In an alliance consisting of the Congress, non-Left parties like the Nationalist Congress Party and the Rashtriya Janata Dal, and other Left parties who have, unlike the CPM, identified the BJP as the ‘real enemy’, like the CPI (ML), which outdid itself in the recent Bihar Assembly elections, sitting back and giving the BJP a pass will not be an option. So, if this alliance works out, the BJP will have to work much harder for its vote share.
Now, to return to Saturday’s events. Prime Minister Narendra Modi was in Kolkata to attend several functions to mark Bose’s birth anniversary. During the main one, held at Victoria Memorial, Mamata was supposed to speak before the prime minister. A section of the audience, drowned her out even before she began with chants of ‘Jai Shri Ram’. Mamata declined to make a speech. This was an own goal by the party for several reasons.
First, whichever way you slice it, this is now a party slogan. The occasion was one hosted by the Union government. Mixing the two was in bad taste. Second, it seems unclear from where the sloganeers came from. Media reports say that they weren’t official invitees, ‘but appeared to be those carrying passes distributed from the BJP party office’.
Whatever the truth of the matter, this was an own goal for historical and political reasons. Bose is one of the most revered political figures in Bengal.
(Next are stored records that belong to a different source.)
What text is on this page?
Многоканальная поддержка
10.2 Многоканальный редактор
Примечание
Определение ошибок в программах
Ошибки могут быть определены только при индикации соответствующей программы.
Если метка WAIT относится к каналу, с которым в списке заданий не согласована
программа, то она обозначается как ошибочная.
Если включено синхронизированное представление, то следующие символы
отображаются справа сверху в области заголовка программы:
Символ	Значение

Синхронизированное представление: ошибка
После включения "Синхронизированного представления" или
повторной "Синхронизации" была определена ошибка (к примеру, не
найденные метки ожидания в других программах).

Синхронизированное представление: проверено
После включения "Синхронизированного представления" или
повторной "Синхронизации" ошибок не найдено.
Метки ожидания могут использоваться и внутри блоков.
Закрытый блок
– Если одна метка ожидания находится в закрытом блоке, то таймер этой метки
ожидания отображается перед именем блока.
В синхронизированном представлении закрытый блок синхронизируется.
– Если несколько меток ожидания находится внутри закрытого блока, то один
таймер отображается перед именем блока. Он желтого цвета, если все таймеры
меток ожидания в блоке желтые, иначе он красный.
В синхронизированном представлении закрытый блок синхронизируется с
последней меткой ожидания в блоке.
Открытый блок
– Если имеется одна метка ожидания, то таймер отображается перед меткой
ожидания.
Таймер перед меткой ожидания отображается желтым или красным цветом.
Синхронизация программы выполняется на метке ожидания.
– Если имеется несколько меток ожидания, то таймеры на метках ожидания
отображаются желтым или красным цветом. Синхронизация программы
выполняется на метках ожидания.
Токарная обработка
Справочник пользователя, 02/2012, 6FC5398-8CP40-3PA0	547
Even those barely acquainted with the history of the nationalist movement know that he took on Mohandas Gandhi and bested him – it’s a kind of badge of pride. (For the record, Bose contested for the Congress president’s post against Pattabhi Sitaramaiyya at the Tripuri Session in 1939 despite being advised not to by Gandhi and won). He was associated with the Congress Left and when he left the party he formed a party, the Forward Bloc, a left-of-centre party.
In any case, with the passage of years, Bose is regarded as being a critical part of Bengal’s political heritage. The crude attempt on Saturday by BJP enthusiasts to appropriate him for a project he had always been opposed to could backfire – like the desecration of Ishwar Chandra Vidyasagar’s bust during the 2019 elections.